In collaboration with College of Education disability studies minor co-founder and former director Carolyn Fink, the team launched the Disability Resource and Technology Hub in UMD’s Department of English last month. This new center provides tools and support specifically for writing-intensive courses. Faculty can access one-on-one curriculum consultations to help them integrate accessible course design into assignments and materials. For students who struggle with focus, the Hub offers resources like “body doubling,” a strategy where students work alongside a peer or mentor to maintain concentration and accountability, and “process planning,” or breaking down tasks into steps that guide students from brainstorming to a finished product.
Resources are available to students with sensory, psychiatric, cognitive, intellectual, developmental and physical disabilities, and those seeking mental health care and support.

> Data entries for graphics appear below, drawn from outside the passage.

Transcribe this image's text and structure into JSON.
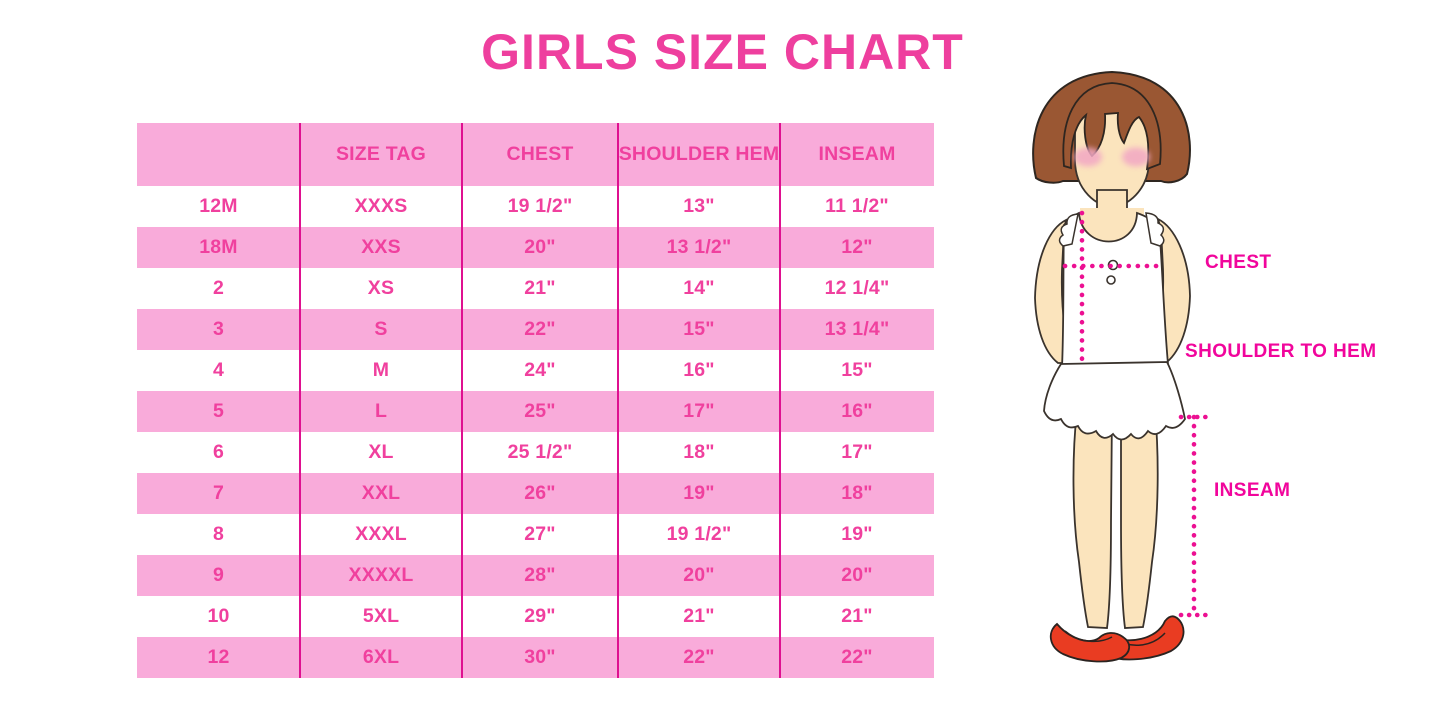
{
  "title": "GIRLS SIZE CHART",
  "chart_data": {
    "type": "table",
    "title": "GIRLS SIZE CHART",
    "columns": [
      "",
      "SIZE TAG",
      "CHEST",
      "SHOULDER HEM",
      "INSEAM"
    ],
    "rows": [
      [
        "12M",
        "XXXS",
        "19 1/2\"",
        "13\"",
        "11 1/2\""
      ],
      [
        "18M",
        "XXS",
        "20\"",
        "13 1/2\"",
        "12\""
      ],
      [
        "2",
        "XS",
        "21\"",
        "14\"",
        "12 1/4\""
      ],
      [
        "3",
        "S",
        "22\"",
        "15\"",
        "13 1/4\""
      ],
      [
        "4",
        "M",
        "24\"",
        "16\"",
        "15\""
      ],
      [
        "5",
        "L",
        "25\"",
        "17\"",
        "16\""
      ],
      [
        "6",
        "XL",
        "25 1/2\"",
        "18\"",
        "17\""
      ],
      [
        "7",
        "XXL",
        "26\"",
        "19\"",
        "18\""
      ],
      [
        "8",
        "XXXL",
        "27\"",
        "19 1/2\"",
        "19\""
      ],
      [
        "9",
        "XXXXL",
        "28\"",
        "20\"",
        "20\""
      ],
      [
        "10",
        "5XL",
        "29\"",
        "21\"",
        "21\""
      ],
      [
        "12",
        "6XL",
        "30\"",
        "22\"",
        "22\""
      ]
    ],
    "layout": {
      "header_background": "#F9ABDA",
      "row_striping": "alternating white and pink, first data row white",
      "grid": "vertical magenta column dividers only, no outer border",
      "legend": "none"
    }
  },
  "figure": {
    "labels": {
      "chest": "CHEST",
      "shoulder_to_hem": "SHOULDER TO HEM",
      "inseam": "INSEAM"
    }
  },
  "colors": {
    "title_pink": "#EE3F9E",
    "table_row_pink": "#F9ABDA",
    "table_divider_magenta": "#DF1090",
    "table_text_pink": "#F0409E",
    "label_magenta": "#F1059C",
    "dotted_line_magenta": "#EC1092",
    "hair_brown": "#9A5733",
    "skin": "#FBE4BD",
    "blush": "#F2A8C4",
    "shoe_red": "#E93C22"
  }
}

Students do not need official documentation or disability disclosure.
“Our goal is to help English students have accessible writing experiences, and we want to be a resource for faculty looking for more ways to provide such accessibility,” said Lape. “We hope that students with disabilities will see the hub as a place where they can find a writing mentor or coach.”
Funded by a $50,000 Teaching Innovation Grant, the Hub is a continuation of years of the co-founders’ research on disability-informed pedagogy and anti-ableist classroom practices. O’Brien first had the idea to start a Faculty Research and Writing Group on disability studies and pedagogy in 2022. Alongside Lape and Dammeyer, she applied for and received a Center for Literary and Comparative Studies grant, and they began meeting several times monthly, discussing disability studies scholars such as Jay Dolmage and Margaret Price and how their work and research might inform their own pedagogical practices. They also began compiling a library of knowledge, research and print and technological resources.
Building upon what they had learned and developed from these meetings, they presented a panel on anti-ableist pedagogy at the national Feminisms and Rhetorics Conference last year.
“As we focused on greater accessibility and anti-ableism in our own classes, we kept coming back to the same idea: we want more of our colleagues to have access to this information, too,” said O’Brien. “Only within a department, and specifically a writing program, can we fully align our support with our goals and discipline practices.”
The Hub is located in 3223 Tawes Hall, and will host weekly office hours beginning next semester. Faculty can receive support to write more accessible policies into syllabi, record videos with proper captioning and more. Students will also have access to a range of social events and guest speakers. In the spring, Lape and O’Brien plan to research and discuss how integrating artificial intelligence tools at the Hub can benefit students with disabilities.
Lape said the Hub will be flexible and adapt over time to the needs of faculty and students.
“We hope to acknowledge that disability identity and culture are integral to both the academic and social experiences of all UMD students and instructors,” she said.